Nadie sabe lo que origina el precipitar de una lágrima ni conoce la fuente última de la que brota aquella gota que se desliza por la mejilla hasta mojar los labios. Puede que su fuente sea la más feliz de las alegrías o la risa del despropósito. En este caso la sonrisa es a veces la clave del enigma. Puede también que el llanto sea el efecto de un dolor desbordado cuando el alma queda anegada de noche y su zarpazo se manifiesta en un rostro que no puede fingir que algo se hunde por dentro. Y así desmoronada el alma detrás va la cara. Como un movimiento tectónico la orografía de ésta cambia. Se deforma. Si fuera algo más que piel, carne y huesos, dejaría paso al pozo que delatan los ojos. Cada gesto es la nota discordante de un ser humano para el que queda rota, quizá para siempre, la armonía. Usted puede comprobar que este dolor, aunque torpemente, puede ser descrito con belleza. Pero ¿cómo representarlo?, ¿ha de embellecerse el sufrimiento o debe mostrarse tal y como es?, ¿cómo mirar un rostro y un cuerpo deformado por el sufrimiento?

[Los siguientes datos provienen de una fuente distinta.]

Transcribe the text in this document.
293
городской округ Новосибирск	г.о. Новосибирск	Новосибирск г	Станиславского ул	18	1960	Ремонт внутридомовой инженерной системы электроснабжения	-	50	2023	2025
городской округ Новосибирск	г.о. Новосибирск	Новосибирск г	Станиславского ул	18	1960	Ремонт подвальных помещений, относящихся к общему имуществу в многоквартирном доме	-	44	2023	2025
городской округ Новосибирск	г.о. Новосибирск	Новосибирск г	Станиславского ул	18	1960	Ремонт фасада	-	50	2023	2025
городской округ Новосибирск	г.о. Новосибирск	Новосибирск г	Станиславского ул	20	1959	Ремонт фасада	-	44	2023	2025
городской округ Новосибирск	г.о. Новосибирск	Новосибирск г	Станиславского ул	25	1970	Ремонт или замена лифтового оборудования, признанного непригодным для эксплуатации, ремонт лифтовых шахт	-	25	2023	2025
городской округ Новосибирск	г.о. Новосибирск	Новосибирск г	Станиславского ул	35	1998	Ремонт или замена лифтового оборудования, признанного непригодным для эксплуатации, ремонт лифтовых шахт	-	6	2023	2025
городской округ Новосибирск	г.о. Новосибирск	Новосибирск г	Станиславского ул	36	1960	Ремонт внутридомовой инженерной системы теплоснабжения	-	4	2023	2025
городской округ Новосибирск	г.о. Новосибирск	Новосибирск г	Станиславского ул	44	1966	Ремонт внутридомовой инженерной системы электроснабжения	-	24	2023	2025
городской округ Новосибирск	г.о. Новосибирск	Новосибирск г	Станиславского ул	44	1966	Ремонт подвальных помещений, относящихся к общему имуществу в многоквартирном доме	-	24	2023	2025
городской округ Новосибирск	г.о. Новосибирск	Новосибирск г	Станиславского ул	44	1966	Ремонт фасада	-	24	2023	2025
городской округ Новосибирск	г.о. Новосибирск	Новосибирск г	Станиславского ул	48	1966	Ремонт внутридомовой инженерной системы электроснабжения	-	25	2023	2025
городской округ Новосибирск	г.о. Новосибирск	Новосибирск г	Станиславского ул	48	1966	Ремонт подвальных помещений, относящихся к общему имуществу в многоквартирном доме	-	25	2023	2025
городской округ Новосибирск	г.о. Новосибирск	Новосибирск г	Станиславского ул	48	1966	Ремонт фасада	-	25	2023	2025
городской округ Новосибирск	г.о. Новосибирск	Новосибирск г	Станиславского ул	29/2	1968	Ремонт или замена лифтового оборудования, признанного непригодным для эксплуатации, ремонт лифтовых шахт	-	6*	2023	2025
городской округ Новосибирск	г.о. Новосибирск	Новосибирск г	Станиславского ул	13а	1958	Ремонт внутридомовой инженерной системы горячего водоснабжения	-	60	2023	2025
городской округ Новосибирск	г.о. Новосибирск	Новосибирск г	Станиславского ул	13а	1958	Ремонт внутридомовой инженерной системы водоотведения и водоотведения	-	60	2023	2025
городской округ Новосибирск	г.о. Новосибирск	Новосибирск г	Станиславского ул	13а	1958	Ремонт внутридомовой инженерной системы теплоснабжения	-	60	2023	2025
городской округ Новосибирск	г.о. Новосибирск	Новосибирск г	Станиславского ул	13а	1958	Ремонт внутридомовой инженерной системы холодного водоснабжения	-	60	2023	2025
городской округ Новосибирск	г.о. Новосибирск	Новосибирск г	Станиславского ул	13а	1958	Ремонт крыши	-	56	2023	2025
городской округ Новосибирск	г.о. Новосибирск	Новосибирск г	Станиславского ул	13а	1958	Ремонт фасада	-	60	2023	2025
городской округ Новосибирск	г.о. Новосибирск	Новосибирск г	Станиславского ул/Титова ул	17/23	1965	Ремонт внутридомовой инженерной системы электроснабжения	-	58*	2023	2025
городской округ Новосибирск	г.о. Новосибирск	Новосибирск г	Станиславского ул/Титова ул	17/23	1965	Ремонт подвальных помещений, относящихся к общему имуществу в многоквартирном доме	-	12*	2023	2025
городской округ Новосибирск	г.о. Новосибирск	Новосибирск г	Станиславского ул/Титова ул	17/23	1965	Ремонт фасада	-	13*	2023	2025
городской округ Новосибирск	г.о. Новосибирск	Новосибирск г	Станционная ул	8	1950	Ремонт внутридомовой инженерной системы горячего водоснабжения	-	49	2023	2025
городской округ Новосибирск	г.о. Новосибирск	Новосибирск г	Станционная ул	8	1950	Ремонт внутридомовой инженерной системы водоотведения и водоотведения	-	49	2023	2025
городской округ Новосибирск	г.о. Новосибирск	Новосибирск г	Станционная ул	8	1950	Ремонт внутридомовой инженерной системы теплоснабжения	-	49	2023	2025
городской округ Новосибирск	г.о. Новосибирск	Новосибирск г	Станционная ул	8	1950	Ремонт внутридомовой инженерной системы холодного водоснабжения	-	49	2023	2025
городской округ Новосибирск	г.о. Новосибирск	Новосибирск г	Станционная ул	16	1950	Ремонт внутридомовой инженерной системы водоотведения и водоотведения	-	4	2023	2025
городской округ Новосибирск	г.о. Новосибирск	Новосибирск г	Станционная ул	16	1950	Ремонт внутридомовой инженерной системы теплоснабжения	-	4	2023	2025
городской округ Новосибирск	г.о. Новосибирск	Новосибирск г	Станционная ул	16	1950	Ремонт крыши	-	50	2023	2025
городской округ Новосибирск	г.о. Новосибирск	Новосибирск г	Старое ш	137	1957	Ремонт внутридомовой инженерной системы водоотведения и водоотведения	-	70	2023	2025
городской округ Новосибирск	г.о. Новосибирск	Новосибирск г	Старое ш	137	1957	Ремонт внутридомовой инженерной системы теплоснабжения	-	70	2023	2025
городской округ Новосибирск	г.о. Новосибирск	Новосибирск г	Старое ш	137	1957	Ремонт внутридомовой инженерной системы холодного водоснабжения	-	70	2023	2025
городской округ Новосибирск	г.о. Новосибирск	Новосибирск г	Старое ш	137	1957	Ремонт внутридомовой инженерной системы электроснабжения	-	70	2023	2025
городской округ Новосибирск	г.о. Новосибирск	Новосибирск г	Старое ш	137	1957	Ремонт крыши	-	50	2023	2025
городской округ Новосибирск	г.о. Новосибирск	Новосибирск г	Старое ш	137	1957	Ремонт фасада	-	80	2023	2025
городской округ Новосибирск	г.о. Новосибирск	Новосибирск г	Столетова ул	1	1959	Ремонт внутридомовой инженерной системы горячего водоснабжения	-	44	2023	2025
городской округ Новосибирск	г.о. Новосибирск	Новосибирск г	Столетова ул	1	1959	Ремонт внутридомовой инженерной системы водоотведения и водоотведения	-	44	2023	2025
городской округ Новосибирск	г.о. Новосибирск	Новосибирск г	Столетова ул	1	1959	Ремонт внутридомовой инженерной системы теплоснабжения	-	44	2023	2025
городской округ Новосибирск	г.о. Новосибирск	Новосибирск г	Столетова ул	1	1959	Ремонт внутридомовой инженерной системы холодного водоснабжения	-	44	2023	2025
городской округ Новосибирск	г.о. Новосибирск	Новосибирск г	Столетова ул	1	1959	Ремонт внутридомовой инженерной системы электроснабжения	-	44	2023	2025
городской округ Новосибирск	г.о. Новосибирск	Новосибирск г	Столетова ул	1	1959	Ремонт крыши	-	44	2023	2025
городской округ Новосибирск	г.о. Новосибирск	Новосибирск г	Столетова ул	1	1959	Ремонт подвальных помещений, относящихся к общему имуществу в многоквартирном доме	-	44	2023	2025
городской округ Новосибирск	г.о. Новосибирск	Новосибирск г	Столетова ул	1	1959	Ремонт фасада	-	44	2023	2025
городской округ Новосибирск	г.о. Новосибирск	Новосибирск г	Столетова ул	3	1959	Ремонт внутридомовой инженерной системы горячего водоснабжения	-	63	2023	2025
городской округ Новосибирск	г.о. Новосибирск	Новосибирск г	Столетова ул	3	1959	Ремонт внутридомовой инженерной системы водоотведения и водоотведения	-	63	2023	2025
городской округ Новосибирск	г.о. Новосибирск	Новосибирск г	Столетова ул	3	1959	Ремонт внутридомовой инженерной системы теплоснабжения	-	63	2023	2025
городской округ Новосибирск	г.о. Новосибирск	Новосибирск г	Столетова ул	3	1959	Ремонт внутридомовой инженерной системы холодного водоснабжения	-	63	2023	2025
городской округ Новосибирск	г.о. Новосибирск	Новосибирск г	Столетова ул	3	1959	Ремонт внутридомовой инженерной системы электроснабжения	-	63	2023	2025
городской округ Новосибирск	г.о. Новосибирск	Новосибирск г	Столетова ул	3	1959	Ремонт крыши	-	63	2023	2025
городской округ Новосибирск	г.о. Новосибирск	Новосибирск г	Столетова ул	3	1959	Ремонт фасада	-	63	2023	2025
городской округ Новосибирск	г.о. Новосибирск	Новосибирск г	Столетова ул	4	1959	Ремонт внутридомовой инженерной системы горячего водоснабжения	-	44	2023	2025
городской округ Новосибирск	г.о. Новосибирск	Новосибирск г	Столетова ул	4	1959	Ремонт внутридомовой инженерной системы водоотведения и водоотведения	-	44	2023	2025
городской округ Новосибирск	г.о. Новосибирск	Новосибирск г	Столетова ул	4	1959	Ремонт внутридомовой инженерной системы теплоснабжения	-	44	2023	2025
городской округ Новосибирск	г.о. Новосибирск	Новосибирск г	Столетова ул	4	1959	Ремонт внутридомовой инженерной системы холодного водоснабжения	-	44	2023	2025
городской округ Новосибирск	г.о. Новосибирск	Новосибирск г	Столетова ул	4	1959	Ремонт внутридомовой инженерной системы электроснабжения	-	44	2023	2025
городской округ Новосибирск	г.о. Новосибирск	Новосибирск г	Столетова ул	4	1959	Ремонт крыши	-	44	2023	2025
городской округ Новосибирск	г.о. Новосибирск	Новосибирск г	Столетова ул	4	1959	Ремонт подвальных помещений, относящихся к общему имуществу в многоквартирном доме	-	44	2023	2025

Ni antiguos ni modernos, tampoco ya posmodernos, ¿cómo se expresa hoy el dolor? ¿hemos pasado a una exposición grotesca que genera insensibilidad?

Hace más de dos siglos Lessing analizó la representación del dolor en la Antigüedad a través de una escultura que escenifica el momento en el que Laocoonte es estrangulado junto con sus hijos por serpientes marinas. El bello gesto del sacerdote no se diferencia de un suspiro. El conjunto escultórico se convirtió en el centro de una
polémica que en el fondo se preguntaba si los “antiguos” eran “mejores” que los “modernos”. Para Lessing, si el arte griego no reflejaba el dolor en sus esculturas no se debía a que los griegos no sufrieran o a que su virtud les llevara a una contención serena, como sostenía Winckelmann, sino a que primaba la belleza. Este era su límite. Puso como ejemplo la pintura “El sacrificio de Ifigenia” en la que Timanto pintó tapado el rostro de Agamenón para que no apareciera la fealdad del sufrimiento. Mejor velar que mostrar obscenamente la intimidad de un naufragio. Los modernos no tendríamos problema en hacer aparecer lo feo e incluso lo grotesco.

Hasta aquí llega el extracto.